Suddenly Klaus was gone and she was a heap on the floor. There was yelling. She’d never heard Elijah raise his voice before and he sounded scarier than the monster-Klaus while he defended her. Though it wasn’t much of a defense, something about her not being useful if she were dead. The monster growled and slammed a door behind him.
Elijah appeared blurry in her vision. He lifted her easily into his arms and carried her back to her rooms. Thoughts swam in and out of her head, none keeping still long enough for her to speak them aloud.
He set her gently on her bed and lit a candle in the embers of the fire.
“You will be fine,” he said, pushing aside her hair to see her neck. His eyes darkened and his jaw tightened. It was very bad, she knew, and she disagreed with his assessment.
He laughed darkly. “I’m sorry but you will be.”
It was more frightening in the warm light of the candle and because she watched it come over him. She let out a strangled scream, scrambling away over the bed and reaching blindly back for the candlestick on the far side. He grabbed her arms, dragging her back to him and shushing her like a child.
“It’s all right. I’m not him. I won’t hurt you.”
She couldn’t believe that, not when he so readily dug his sharp fangs into his own wrist. He held it out to her.
“Drink.”
She shook her head desperately. He caught her gaze and his eyes seemed to swallow her.
“Drink,” he said again and she did. She didn’t want to but she couldn’t stop herself. He could make her do anything. It was a cold realization.
“There,” he said. He pulled his wrist from her mouth and ran his fingers lovingly over her cheek and down the column of her neck. There was no pain. His fingers did not catch on her ruined flesh. Her hand flew up and she felt the proof herself. She was healed.
He smiled like her awe was an unexpected gift.
“What--” she began.
Elijah shook his head once, silencing her. “I’m sorry, I truly am,” he said, cupping her cheek.

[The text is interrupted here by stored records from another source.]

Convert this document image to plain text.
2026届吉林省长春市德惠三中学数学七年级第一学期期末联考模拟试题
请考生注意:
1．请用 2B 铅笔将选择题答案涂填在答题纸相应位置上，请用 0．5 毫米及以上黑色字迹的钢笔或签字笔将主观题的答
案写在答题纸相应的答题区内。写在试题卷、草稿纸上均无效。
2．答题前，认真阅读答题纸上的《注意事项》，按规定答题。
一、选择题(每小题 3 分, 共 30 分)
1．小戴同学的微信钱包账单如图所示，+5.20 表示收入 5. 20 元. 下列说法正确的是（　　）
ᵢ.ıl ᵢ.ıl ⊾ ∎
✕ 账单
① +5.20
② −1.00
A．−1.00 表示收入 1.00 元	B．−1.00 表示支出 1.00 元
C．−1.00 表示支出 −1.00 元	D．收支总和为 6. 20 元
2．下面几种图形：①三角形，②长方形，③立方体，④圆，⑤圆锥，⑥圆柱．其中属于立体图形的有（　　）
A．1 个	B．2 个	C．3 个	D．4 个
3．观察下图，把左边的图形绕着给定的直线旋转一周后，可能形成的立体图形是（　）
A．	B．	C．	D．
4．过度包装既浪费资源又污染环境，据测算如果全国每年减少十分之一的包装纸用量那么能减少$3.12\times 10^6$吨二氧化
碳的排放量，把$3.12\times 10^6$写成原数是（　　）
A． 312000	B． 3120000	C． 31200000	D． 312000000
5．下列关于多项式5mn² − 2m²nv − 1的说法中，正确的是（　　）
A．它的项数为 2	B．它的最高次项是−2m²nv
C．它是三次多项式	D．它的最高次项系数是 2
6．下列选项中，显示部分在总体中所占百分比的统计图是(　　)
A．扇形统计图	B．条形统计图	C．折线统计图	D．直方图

A painful debate raged in his eyes and then he kissed her. His lips were warm and almost shy. The chaste kiss from Elijah swept through her like a flame where Klaus’ more penetrating kisses had always left her tepid. She found her hands wrapping around his neck and pulling him atop her on the bed. One of his hands caught him, keeping his weight off her, while the other dug between her and the sheets, holding her to him.

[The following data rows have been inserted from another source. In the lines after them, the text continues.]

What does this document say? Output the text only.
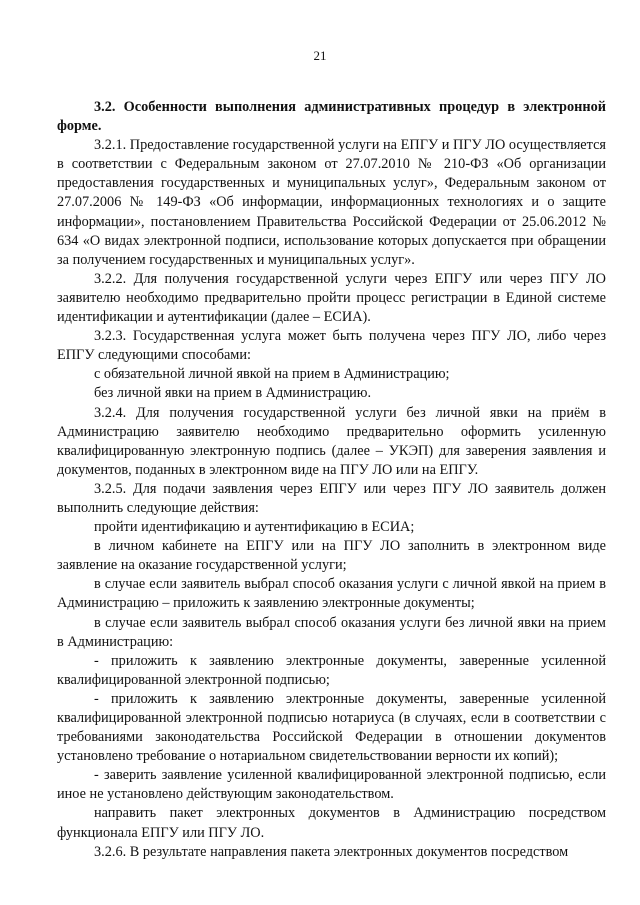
21

3.2. Особенности выполнения административных процедур в электронной форме.

3.2.1. Предоставление государственной услуги на ЕПГУ и ПГУ ЛО осуществляется в соответствии с Федеральным законом от 27.07.2010 № 210-ФЗ «Об организации предоставления государственных и муниципальных услуг», Федеральным законом от 27.07.2006 № 149-ФЗ «Об информации, информационных технологиях и о защите информации», постановлением Правительства Российской Федерации от 25.06.2012 № 634 «О видах электронной подписи, использование которых допускается при обращении за получением государственных и муниципальных услуг».

3.2.2. Для получения государственной услуги через ЕПГУ или через ПГУ ЛО заявителю необходимо предварительно пройти процесс регистрации в Единой системе идентификации и аутентификации (далее – ЕСИА).

3.2.3. Государственная услуга может быть получена через ПГУ ЛО, либо через ЕПГУ следующими способами:

с обязательной личной явкой на прием в Администрацию;

без личной явки на прием в Администрацию.

3.2.4. Для получения государственной услуги без личной явки на приём в Администрацию заявителю необходимо предварительно оформить усиленную квалифицированную электронную подпись (далее – УКЭП) для заверения заявления и документов, поданных в электронном виде на ПГУ ЛО или на ЕПГУ.

3.2.5. Для подачи заявления через ЕПГУ или через ПГУ ЛО заявитель должен выполнить следующие действия:

пройти идентификацию и аутентификацию в ЕСИА;

в личном кабинете на ЕПГУ или на ПГУ ЛО заполнить в электронном виде заявление на оказание государственной услуги;

в случае если заявитель выбрал способ оказания услуги с личной явкой на прием в Администрацию – приложить к заявлению электронные документы;

в случае если заявитель выбрал способ оказания услуги без личной явки на прием в Администрацию:

- приложить к заявлению электронные документы, заверенные усиленной квалифицированной электронной подписью;

- приложить к заявлению электронные документы, заверенные усиленной квалифицированной электронной подписью нотариуса (в случаях, если в соответствии с требованиями законодательства Российской Федерации в отношении документов установлено требование о нотариальном свидетельствовании верности их копий);

- заверить заявление усиленной квалифицированной электронной подписью, если иное не установлено действующим законодательством.

направить пакет электронных документов в Администрацию посредством функционала ЕПГУ или ПГУ ЛО.

3.2.6. В результате направления пакета электронных документов посредством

He stopped suddenly and she wasn’t fast enough to hold back a gasp of disappointment. His face turned away from her and he closed his eyes in shame. When he looked back at her his eyes swallowed her again.
“Sleep and forget.”
The memory fades and Katerina's grip on the reigns tightens. It does not matter. She is less than a day from home, from warmth and happiness and peace. She rides on and puts the memory from her mind. If she finds herself remembering a chaste kiss in the centuries ahead, she does not dwell on it long.